Texas Hurricane Story
Monday, September 15th, 2008If you're new here, you may want to subscribe to my RSS feed. Thanks for visiting!
Once upon a time there were two good old Gulf Coast girls. One was from Bay City; the other was from Texas City. They were roommates and sorority sisters in college.
A few years later one married a man from Oklahoma. The other married a Houstonian. The husbands liked each other, too, and life was good.
Then a hurricane was predicted. It was aimed right at Houston.
No problem. The Gulf Coast girls came from families that had weathered generations of hurricanes, going back a hundred years. They knew exactly what to do.

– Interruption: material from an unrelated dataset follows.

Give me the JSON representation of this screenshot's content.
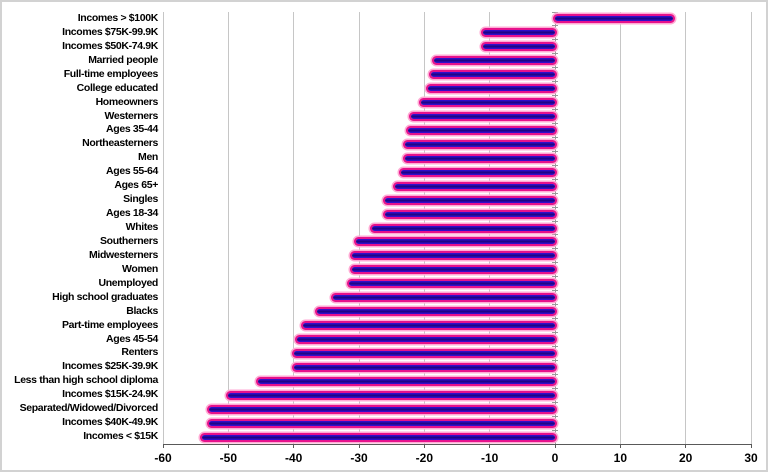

The night before the hurricane, after filling ice chests with ice, filling every possible container with water, from soup pots to bathtubs, and gathering hurricane supplies such as candles, flashlights and batteries, tape and builder’s plastic, and lots and lots of Doritos and bean dip, the Gulf Coast girls were cooking.
You see, if the electricity is cut off, you want to have all the perishable foods cooked up and stored in your ice chests so you have something to eat while you wait for the power to be restored (besides the Doritos and bean dip). And that can take days.
It’s a good plan, and it has worked for generations of women on the Texas Gulf Coast ever since…well, ever since there were refrigerators and TV weathermen.
Of course, all that preparation just drove the husbands crazy. The husband from Oklahoma had never been through a hurricane and had no idea why Bay City girl was making such a big deal about it.
The Texas husband was a city boy who had never experienced the deprivations of a real hurricane. He had been through one as a teenager and thought it was no big deal. He was a neat-freak who couldn’t see any reason to have ice chests filling the kitchen and pots, jugs, and bottles of water just everywhere!
So by midnight, both husbands were fit to be tied. The Gulf Coast girl from Texas City just ignored her know-it-all Houstonian. But the Bay City girl finally could not take the Okie’s carping anymore. Long about midnight, she gave it all up.
“Fine. Fine. Fine!” she exclaimed, took off her apron, and put the cooked food in the fridge. “You’ll see!”
Well, as it turned out, it was kind of a puny hurricane. Texas City girl and her Houstonian husband sat in their sunroom and watched the storm while sipping cocktails with a California friend who had driven through the storm to visit because he was lonely. The lights were out for about two hours that afternoon—not long enough to really miss the A/C.
Afterward, Texas City girl had all those zillions of pots of water to pour out, dry off, and put away. And Mr. Houston was pretty smug.
But Bay City girl and the Okie were not so lucky. In their part of town, just a few miles away, and in much of the rest of the city, the power was out for about 10 days. And they could have really used some of that lovely food she was trying to cook up before the storm took out the electricity.
We know all this because the Gulf Coast girls compared notes a couple of weeks after the storm was over.